De ameaça a aliada

Pode vir de uma serpente peçonhenta uma nova arma para tratar doenças trombóticas, causadas por coágulos em vasos sangüíneos. O estudo da estrutura e da função de uma proteína extraída do veneno de uma espécie de jararaca brasileira poderá ser usado para o desenvolvimento futuro de um novo fármaco capaz de dissolver esses coágulos.

Uma proteína extraída do veneno da jararaca-do-rabo-branco (Bothrops leucurus) poderá ser usada na produção de um fármaco capaz de dissolver coágulos sangüíneos (foto: Ivan Sazima).

A pesquisa, que está sendo realizada durante o doutorado do biólogo Rodrigo Novaes Ferreira no Departamento de Bioquímica do Instituto de Ciências Biológicas da Universidade Federal de Minas Gerais (UFMG), tem como objeto a leucurolisina-A (leuc-A), proteína não hemorrágica presente no veneno da serpente Bothrops leucurus. Conhecida como jararaca-do-rabo-branco, essa serpente é encontrada desde o norte do Espírito Santo até Alagoas e Ceará.

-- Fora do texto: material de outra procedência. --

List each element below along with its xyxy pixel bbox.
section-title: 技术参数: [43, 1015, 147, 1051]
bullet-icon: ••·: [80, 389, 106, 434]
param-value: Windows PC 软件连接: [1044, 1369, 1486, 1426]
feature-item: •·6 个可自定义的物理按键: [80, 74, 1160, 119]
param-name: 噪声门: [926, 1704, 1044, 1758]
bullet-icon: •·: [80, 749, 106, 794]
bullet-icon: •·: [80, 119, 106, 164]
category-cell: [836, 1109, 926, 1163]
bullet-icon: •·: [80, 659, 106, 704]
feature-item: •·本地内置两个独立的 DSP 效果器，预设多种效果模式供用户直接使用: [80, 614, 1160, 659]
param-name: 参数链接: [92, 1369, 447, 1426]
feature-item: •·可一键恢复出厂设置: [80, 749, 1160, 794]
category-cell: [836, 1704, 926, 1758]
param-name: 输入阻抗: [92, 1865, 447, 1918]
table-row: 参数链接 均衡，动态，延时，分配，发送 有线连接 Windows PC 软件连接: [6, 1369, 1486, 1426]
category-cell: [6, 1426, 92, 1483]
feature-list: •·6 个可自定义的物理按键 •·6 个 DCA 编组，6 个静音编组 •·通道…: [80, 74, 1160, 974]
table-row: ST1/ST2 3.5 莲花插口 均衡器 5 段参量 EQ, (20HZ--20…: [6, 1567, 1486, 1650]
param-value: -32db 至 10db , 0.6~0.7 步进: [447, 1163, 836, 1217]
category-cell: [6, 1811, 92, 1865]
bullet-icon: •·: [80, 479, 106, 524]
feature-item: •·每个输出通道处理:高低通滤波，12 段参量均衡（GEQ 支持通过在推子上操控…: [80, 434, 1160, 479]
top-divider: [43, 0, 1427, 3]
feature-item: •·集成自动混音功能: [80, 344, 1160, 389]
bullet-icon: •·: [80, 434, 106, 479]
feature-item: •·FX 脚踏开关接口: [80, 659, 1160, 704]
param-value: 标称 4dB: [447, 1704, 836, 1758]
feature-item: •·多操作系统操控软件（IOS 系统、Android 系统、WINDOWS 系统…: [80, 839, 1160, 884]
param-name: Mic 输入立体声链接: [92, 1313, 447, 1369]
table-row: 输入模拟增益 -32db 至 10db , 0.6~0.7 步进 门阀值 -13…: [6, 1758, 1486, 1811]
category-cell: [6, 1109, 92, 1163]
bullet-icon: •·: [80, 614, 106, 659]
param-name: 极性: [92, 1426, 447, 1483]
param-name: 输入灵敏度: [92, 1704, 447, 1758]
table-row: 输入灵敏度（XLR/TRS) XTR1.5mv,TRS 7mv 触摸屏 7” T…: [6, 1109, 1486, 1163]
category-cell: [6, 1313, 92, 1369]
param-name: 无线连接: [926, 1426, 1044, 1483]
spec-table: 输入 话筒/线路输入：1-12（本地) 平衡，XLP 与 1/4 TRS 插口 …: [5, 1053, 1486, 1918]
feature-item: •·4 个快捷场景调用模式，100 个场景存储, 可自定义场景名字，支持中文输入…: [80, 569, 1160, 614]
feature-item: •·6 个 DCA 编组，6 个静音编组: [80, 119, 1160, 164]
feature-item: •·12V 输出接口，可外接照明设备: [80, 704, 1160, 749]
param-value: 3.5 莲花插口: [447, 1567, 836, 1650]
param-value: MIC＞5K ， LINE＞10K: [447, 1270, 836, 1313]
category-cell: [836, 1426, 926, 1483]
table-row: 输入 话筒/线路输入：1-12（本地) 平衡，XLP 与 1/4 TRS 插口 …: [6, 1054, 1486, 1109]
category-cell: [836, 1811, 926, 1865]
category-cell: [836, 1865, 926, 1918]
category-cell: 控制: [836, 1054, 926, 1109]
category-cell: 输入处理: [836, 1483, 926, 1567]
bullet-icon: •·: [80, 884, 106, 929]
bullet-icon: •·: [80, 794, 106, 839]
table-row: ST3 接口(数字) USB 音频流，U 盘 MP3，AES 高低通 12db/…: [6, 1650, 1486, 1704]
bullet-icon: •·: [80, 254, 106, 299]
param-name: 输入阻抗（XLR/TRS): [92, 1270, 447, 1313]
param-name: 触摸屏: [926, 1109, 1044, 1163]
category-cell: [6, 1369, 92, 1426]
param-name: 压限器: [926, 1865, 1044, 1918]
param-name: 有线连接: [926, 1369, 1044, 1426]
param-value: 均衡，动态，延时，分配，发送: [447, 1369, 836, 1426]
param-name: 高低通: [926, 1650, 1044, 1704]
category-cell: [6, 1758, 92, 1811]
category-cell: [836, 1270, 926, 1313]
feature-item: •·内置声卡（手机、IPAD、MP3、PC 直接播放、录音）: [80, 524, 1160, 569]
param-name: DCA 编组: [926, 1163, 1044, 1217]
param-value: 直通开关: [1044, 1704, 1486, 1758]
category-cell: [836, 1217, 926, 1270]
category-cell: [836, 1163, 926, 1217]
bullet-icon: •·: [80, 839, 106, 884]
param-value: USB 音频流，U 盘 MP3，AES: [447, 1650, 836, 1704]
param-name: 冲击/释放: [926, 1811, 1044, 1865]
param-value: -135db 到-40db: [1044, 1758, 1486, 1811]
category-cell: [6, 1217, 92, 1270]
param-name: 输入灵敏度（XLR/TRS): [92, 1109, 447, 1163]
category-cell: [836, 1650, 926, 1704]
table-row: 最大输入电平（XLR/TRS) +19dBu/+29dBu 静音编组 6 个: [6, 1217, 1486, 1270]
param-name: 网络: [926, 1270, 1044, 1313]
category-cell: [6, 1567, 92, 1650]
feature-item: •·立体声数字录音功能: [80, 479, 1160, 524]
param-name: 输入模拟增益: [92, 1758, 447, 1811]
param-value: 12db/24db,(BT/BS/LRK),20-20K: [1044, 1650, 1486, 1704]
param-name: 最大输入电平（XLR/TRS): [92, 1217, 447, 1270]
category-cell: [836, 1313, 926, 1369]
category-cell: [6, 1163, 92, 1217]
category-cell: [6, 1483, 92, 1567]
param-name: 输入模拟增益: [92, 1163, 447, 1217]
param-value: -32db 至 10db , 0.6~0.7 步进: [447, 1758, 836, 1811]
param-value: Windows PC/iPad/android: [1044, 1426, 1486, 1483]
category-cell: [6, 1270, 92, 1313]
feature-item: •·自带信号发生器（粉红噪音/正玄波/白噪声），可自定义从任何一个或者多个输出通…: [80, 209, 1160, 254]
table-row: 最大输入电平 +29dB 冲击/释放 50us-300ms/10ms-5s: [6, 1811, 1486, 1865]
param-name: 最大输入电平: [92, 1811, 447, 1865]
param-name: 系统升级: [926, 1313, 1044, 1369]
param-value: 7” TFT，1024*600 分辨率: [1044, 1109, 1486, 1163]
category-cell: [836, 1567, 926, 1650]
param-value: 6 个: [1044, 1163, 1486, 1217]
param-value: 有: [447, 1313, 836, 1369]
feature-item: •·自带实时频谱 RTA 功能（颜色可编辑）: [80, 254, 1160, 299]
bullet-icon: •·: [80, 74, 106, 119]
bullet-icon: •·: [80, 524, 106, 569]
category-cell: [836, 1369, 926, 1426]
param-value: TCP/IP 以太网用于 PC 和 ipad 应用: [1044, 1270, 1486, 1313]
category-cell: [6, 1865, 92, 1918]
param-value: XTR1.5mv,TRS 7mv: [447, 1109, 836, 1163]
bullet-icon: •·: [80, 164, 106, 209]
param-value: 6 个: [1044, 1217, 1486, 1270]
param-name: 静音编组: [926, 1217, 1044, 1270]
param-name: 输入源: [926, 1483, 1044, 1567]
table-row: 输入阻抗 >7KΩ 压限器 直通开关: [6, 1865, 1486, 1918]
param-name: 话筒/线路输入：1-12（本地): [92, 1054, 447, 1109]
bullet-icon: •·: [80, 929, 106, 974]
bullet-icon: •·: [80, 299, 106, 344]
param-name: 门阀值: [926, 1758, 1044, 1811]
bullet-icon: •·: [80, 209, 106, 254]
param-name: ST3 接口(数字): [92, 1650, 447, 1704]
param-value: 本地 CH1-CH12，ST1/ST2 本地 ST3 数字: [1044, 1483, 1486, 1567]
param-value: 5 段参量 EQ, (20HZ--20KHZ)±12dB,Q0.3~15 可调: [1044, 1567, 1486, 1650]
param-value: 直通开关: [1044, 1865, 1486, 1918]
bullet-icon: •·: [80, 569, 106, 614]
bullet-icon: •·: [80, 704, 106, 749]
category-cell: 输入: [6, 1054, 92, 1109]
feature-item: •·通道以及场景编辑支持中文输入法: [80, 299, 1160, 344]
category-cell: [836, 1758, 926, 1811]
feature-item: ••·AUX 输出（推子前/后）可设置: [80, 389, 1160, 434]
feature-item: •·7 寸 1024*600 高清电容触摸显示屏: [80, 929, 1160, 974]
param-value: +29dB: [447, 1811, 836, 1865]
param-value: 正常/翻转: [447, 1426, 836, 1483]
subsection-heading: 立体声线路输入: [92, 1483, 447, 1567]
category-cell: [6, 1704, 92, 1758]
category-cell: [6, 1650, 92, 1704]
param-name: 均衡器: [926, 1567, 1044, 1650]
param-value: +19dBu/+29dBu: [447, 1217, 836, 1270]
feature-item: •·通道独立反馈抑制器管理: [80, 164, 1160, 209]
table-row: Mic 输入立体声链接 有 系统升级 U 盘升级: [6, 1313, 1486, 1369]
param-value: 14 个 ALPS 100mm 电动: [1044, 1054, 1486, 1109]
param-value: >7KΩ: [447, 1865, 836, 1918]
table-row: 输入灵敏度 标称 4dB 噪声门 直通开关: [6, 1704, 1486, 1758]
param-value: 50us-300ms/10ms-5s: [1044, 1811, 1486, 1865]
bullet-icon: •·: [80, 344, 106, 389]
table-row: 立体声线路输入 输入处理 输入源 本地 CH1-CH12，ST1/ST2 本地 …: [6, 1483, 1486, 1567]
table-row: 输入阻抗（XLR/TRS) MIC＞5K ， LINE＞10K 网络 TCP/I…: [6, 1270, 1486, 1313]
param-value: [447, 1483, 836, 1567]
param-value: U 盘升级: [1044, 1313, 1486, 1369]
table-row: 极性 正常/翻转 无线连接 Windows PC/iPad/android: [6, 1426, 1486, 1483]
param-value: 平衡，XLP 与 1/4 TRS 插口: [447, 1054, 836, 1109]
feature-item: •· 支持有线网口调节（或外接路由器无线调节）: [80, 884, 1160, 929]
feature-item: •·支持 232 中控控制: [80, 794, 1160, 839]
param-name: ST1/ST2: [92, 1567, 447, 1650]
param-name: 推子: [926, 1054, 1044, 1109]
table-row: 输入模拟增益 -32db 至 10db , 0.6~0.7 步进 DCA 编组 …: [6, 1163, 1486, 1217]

A caracterização bioquímica da leuc-A já havia sido feita em estudo anterior realizado na Fundação Ezequiel Dias (Funed), também em Minas Gerais. Na época, os pesquisadores descobriram a atividade fibrogenolítica da enzima, ou seja, sua capacidade de dissolver a fibrina, proteína cujo acúmulo é responsável pela formação de coágulos que podem originar síndromes coronárias agudas, derrames e outras doenças trombóticas arteriais e venosas.

Ferreira conta que as pesquisas mostraram que a leuc-A é semelhante, em termos bioquímicos, à enzima fibrolase, extraída do veneno de outra serpente e estudada por cientistas estrangeiros para a produção de fármacos. “Esse grupo acrescentou outra molécula no fim da molécula de fibrolase que funciona como uma espécie de âncora para fixá-la nos coágulos e permitir sua dissolução”, completa.

Manipulação molecular
Para que a leuc-A também possa ser usada no futuro para produzir fármacos, os pesquisadores da UFMG, em colaboração com a Funed, trabalham agora na definição da estrutura da molécula. Com esses resultados completos em mãos, será possível inferir alterações moleculares para aumentar a eficácia da enzima na dissolução de coágulos sangüíneos e eliminar seus eventuais efeitos tóxicos no organismo.

A análise estrutural da leuc-A, iniciada em 2007, é feita a partir de sua cristalização. Primeiro, a proteína é retirada do veneno e purificada. Em seguida, o material passa por testes que verificam se os graus de pureza e homogeneidade são adequados, para que possam ser iniciados os experimentos de cristalização.

As condições de cristalização podem ser manipuladas para que se obtenham cristais cada vez maiores e com faces mais planas. Os cristais são então colocados em um equipamento de difração por raios X, que, após analisar os dados, gera o chamado modelo cristalográfico da molécula e permite sua definição estrutural.

O trabalho de cristalização da leuc-A e observação de sua estrutura está sendo feito no Laboratório Nacional de Luz Síncrotron (LNLS), cujos equipamentos possibilitam a análise dos materiais em escala atômica e molecular com alta eficiência. Os resultados foram apresentados na 18ª Reunião Anual de Usuários do LNLS (RAU), realizada na última semana nas instalações do Laboratório, em Campinas (São Paulo).

Segundo Ferreira, o modelo cristalográfico produzido revelou não apenas a estrutura molecular da leuc-A, mas também a presença de um ligante desconhecido (íon ou molécula que se liga ao átomo central) no chamado sítio ativo da enzima, local onde ocorre a reação enzimática. “O ligante foi um bônus, pois geralmente não se consegue cristalizar material semelhante com um ligante no sítio ativo.”

Os pesquisadores pretendem agora eliminar algumas dúvidas no modelo estrutural da leuc-A e elucidar a estrutura do ligante. Ferreira diz que, se o ligante for, por exemplo, um inibidor da enzima, poderia ser usado na produção de um soro contra o veneno da Bothrops leucurus. E acrescenta: “Com a obtenção do modelo cristalográfico, as opções de alterações na molécula para a produção de novos fármacos com atividade trombolítica são quase infinitas.” 

Thaís Fernandes (*)
Ciência Hoje On-line
28/02/2008

(*) A jornalista viajou a Campinas a convite dos organizadores da RAU.